Example Problems: Electrostatic Force
- Halving the distance between charges increases force by a factor of four (( F \propto 1/r^2 )).
- Changing the magnitude of charges alters the force proportionally (( F \propto q_1q_2 )).
- Electric force can be compared to gravitational force; electrostatic forces are much stronger at subatomic scales.
Electric Field Lines & Representation
- Electric field: region where a positive test charge experiences a force.
- Field lines show the direction of force on a positive charge; out of positive, into negative.
- Field line density indicates field strength; lines leave or enter surfaces at 90°.
- Between two charges, field lines go from positive to negative.
Electric Field Strength
- Defined as the force per unit positive charge: ( E = F/q ).
- For radial (point) fields: ( E = \frac{Q}{4\pi\epsilon_0 r^2} ) (source charge ( Q ), distance ( r )).
- Units: N/C or V/m; base units: kg·m·s(^{-3})·A(^{-1}).
Uniform Electric Fields
- Between parallel plates: ( E = V/d ) (voltage ( V ), plate separation ( d )).
- Work done moving a charge: ( W = q\Delta V ).
- Acceleration in field: ( a = Eq/m = Vq/(dm) ).
- To balance weight: ( V = mgd/q ).
Motion of Charges in Fields
- Charged particles curve in uniform fields; trajectory depends on initial speed and field strength.
- Acceleration perpendicular to motion due to constant field.
- Example: Calculate if an electron escapes plates by comparing travel distance and time.

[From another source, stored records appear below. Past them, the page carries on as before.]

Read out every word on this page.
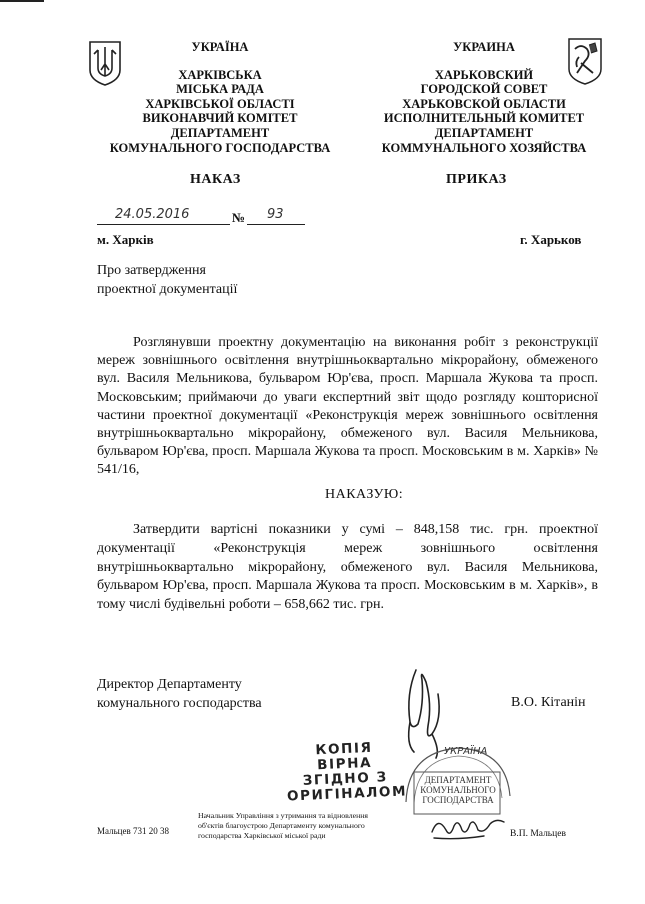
УКРАЇНА
ХАРКІВСЬКА
МІСЬКА РАДА
ХАРКІВСЬКОЇ ОБЛАСТІ
ВИКОНАВЧИЙ КОМІТЕТ
ДЕПАРТАМЕНТ
КОМУНАЛЬНОГО ГОСПОДАРСТВА
УКРАИНА
ХАРЬКОВСКИЙ
ГОРОДСКОЙ СОВЕТ
ХАРЬКОВСКОЙ ОБЛАСТИ
ИСПОЛНИТЕЛЬНЫЙ КОМИТЕТ
ДЕПАРТАМЕНТ
КОММУНАЛЬНОГО ХОЗЯЙСТВА
НАКАЗ	ПРИКАЗ
24.05.2016	№ 93
м. Харків	г. Харьков
Про затвердження
проектної документації
Розглянувши проектну документацію на виконання робіт з реконструкції мереж зовнішнього освітлення внутрішньоквартально мікрорайону, обмеженого вул. Василя Мельникова, бульваром Юр'єва, просп. Маршала Жукова та просп. Московським; приймаючи до уваги експертний звіт щодо розгляду кошторисної частини проектної документації «Реконструкція мереж зовнішнього освітлення внутрішньоквартально мікрорайону, обмеженого вул. Василя Мельникова, бульваром Юр'єва, просп. Маршала Жукова та просп. Московським в м. Харків» № 541/16,
НАКАЗУЮ:
Затвердити вартісні показники у сумі – 848,158 тис. грн. проектної документації «Реконструкція мереж зовнішнього освітлення внутрішньоквартально мікрорайону, обмеженого вул. Василя Мельникова, бульваром Юр'єва, просп. Маршала Жукова та просп. Московським в м. Харків», в тому числі будівельні роботи – 658,662 тис. грн.
Директор Департаменту
комунального господарства	В.О. Кітанін
КОПІЯ ВІРНА
ЗГІДНО З
ОРИГІНАЛОМ
УКРАЇНА
ДЕПАРТАМЕНТ
КОМУНАЛЬНОГО
ГОСПОДАРСТВА
Мальцев 731 20 38
Начальник Управління з утримання та відновлення
об'єктів благоустрою Департаменту комунального
господарства Харківської міської ради	В.П. Мальцев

Electric Potential & Energy
- Electric potential (( V )): work done per unit charge bringing a charge from infinity.
- For radial fields: ( V = \frac{1}{4\pi\epsilon_0} \frac{Q}{r} ).
- Potential difference: ( \Delta V = W/q ).
- Potential energy between two charges: ( U = \frac{q_1q_2}{4\pi\epsilon_0 r} ).
Equipotential Lines
- Equipotential lines: locations of constant potential, always perpendicular to field lines.
- No work done moving charge along an equipotential.
- Spacing increases as field strength decreases with distance.
- At equal potential, moving along the line changes neither electric potential energy nor speed.
Key Terms & Definitions
- Electric field — Region where a force acts on a charge.
- Permittivity ((\epsilon_0)) — Measure of medium's ability to permit electric field.
- Electric field strength ((E)) — Force per unit charge ((E = F/q)).
- Equipotential — Line or surface where potential is constant.
- Electric potential ((V)) — Work per unit charge to move from infinity to a point.
Action Items / Next Steps
- Practice solving problems using ( F = \frac{1}{4\pi\epsilon_0}\frac{|q_1q_2|}{r^2} ) and ( E = V/d ).
- Review worked examples of motion in electric fields and equipotential concepts.
- Next topic: Revise capacitors in the AQA syllabus.